Semi-automatic Volumetric Measurement of Lung Cancer Using Multi-detector CT: Effects of Nodule Characteristics

Rationale and Objectives. The aims of this study were to determine interobserver variability in volume measurements of lung tumors (including part-solid and nonsolid types) using novel computer-aided diagnosis (CAD) tools and a machine learning approach and to determine the potential reasons for variability. Materials and Methods. In 60 consecutive patients with peripheral lung cancer, the three-dimensional volumes of nodules were measured using the perimeter method by an experienced chest radiologist. In addition, for the same patients, maximal diameters and three-dimensional volumes were measured with and Without a novel CAD tool by six observers. The coefficient of variance (CV) as index of interobserver variability was calculated. For the measurement of volume, the results of the perimeter method were compared to those of the CAD method.
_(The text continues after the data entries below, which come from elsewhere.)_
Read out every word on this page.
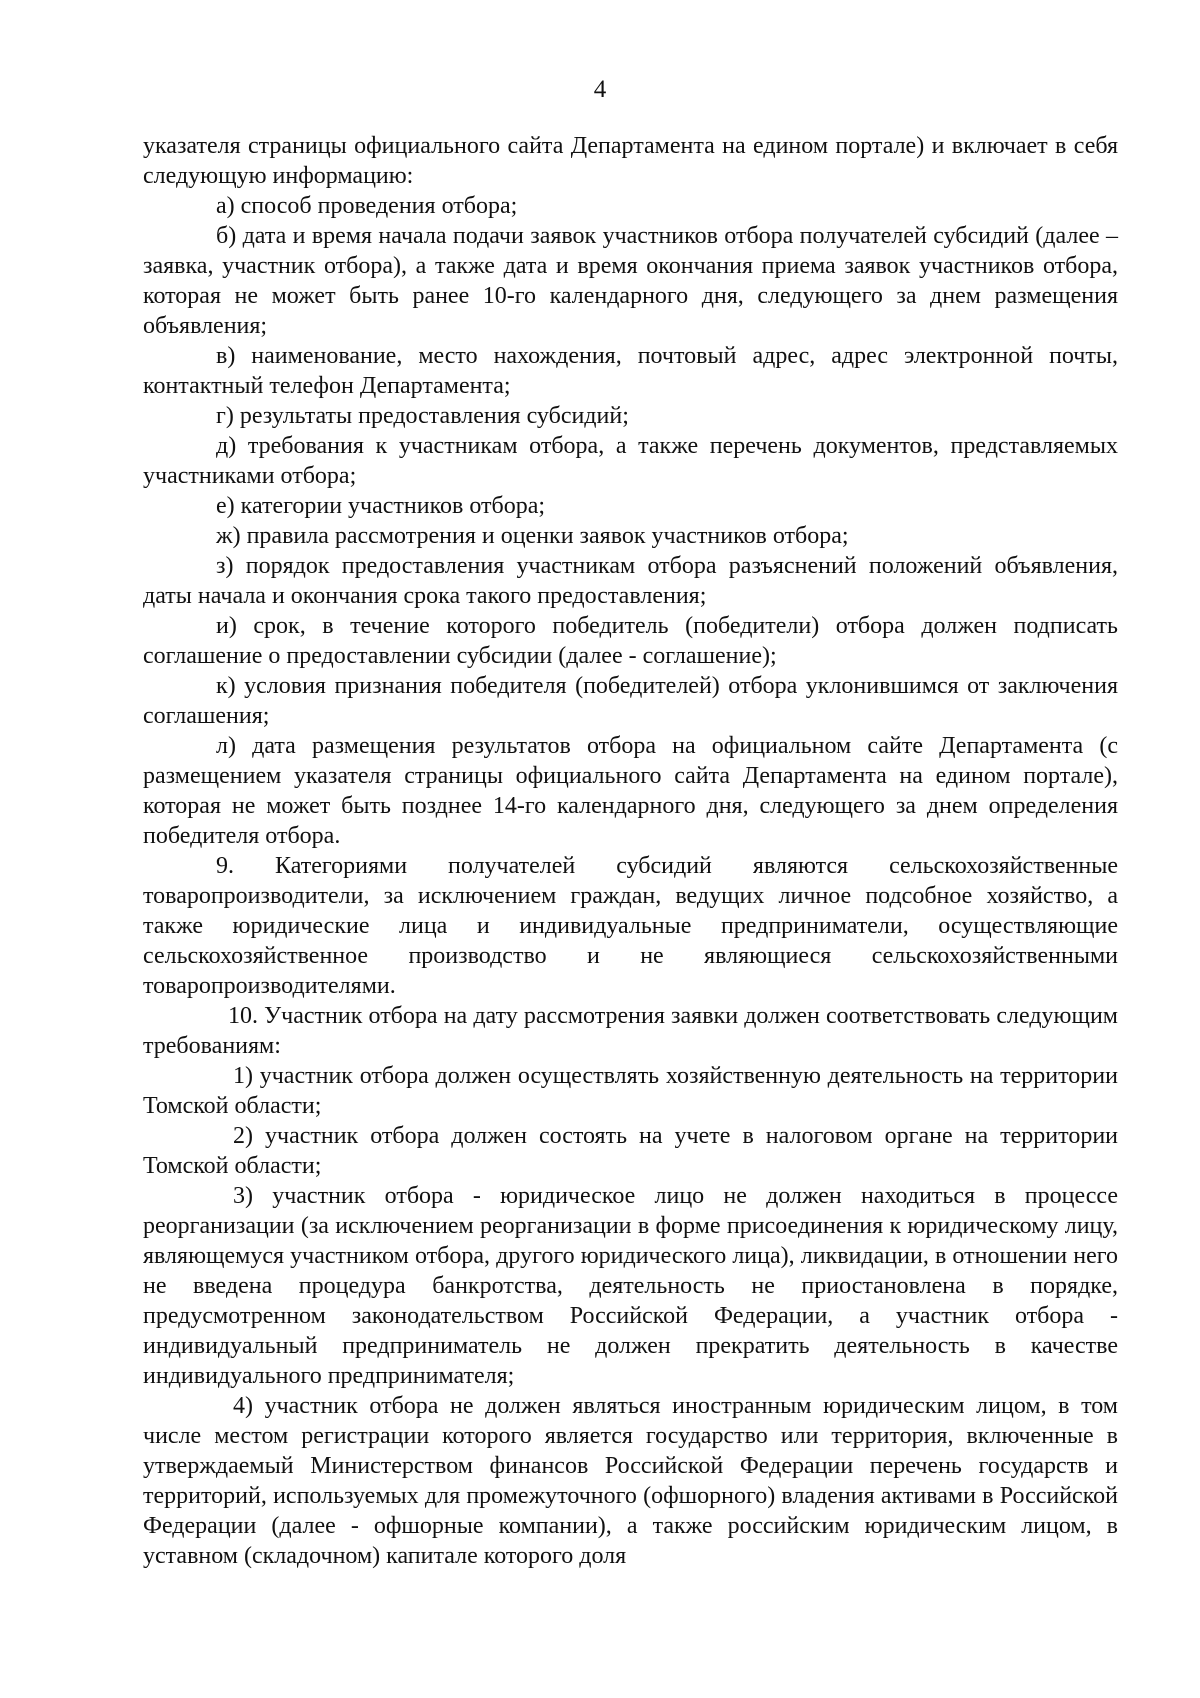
4

указателя страницы официального сайта Департамента на едином портале) и включает в себя следующую информацию:

а) способ проведения отбора;

б) дата и время начала подачи заявок участников отбора получателей субсидий (далее – заявка, участник отбора), а также дата и время окончания приема заявок участников отбора, которая не может быть ранее 10-го календарного дня, следующего за днем размещения объявления;

в) наименование, место нахождения, почтовый адрес, адрес электронной почты, контактный телефон Департамента;

г) результаты предоставления субсидий;

д) требования к участникам отбора, а также перечень документов, представляемых участниками отбора;

е) категории участников отбора;

ж) правила рассмотрения и оценки заявок участников отбора;

з) порядок предоставления участникам отбора разъяснений положений объявления, даты начала и окончания срока такого предоставления;

и) срок, в течение которого победитель (победители) отбора должен подписать соглашение о предоставлении субсидии (далее - соглашение);

к) условия признания победителя (победителей) отбора уклонившимся от заключения соглашения;

л) дата размещения результатов отбора на официальном сайте Департамента (с размещением указателя страницы официального сайта Департамента на едином портале), которая не может быть позднее 14-го календарного дня, следующего за днем определения победителя отбора.

9. Категориями получателей субсидий являются сельскохозяйственные товаропроизводители, за исключением граждан, ведущих личное подсобное хозяйство, а также юридические лица и индивидуальные предприниматели, осуществляющие сельскохозяйственное производство и не являющиеся сельскохозяйственными товаропроизводителями.

10. Участник отбора на дату рассмотрения заявки должен соответствовать следующим требованиям:

1) участник отбора должен осуществлять хозяйственную деятельность на территории Томской области;

2) участник отбора должен состоять на учете в налоговом органе на территории Томской области;

3) участник отбора - юридическое лицо не должен находиться в процессе реорганизации (за исключением реорганизации в форме присоединения к юридическому лицу, являющемуся участником отбора, другого юридического лица), ликвидации, в отношении него не введена процедура банкротства, деятельность не приостановлена в порядке, предусмотренном законодательством Российской Федерации, а участник отбора - индивидуальный предприниматель не должен прекратить деятельность в качестве индивидуального предпринимателя;

4) участник отбора не должен являться иностранным юридическим лицом, в том числе местом регистрации которого является государство или территория, включенные в утверждаемый Министерством финансов Российской Федерации перечень государств и территорий, используемых для промежуточного (офшорного) владения активами в Российской Федерации (далее - офшорные компании), а также российским юридическим лицом, в уставном (складочном) капитале которого доля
Furthermore, the CV was calculated for the following subgroups: nodule diameter, internal opacity, margin, spiculation, and adherence to vessels and the chest wall. Results. There was significant interobserver variability among the six observers for manual, but not CAD, measurements of maximal diameter (P < .001 and P = .207, respectively). Volume measured with the perimeter method by a chest radiologist was well correlated with Volume measured with the aid of the CAD system by six radiologists (r = 0.98-0.99). There was no significant difference in the CV for size, internal opacity, spiculation of nodules, or adherence to pulmonary vessels and the chest wall. The CV was significantly higher for obscure marginal nodules than for clear marginal nodules (P < .01). Conclusions. ne novel CAD tool could be used to measure the volume of not only solid but also part-solid and nonsolid lung tumors.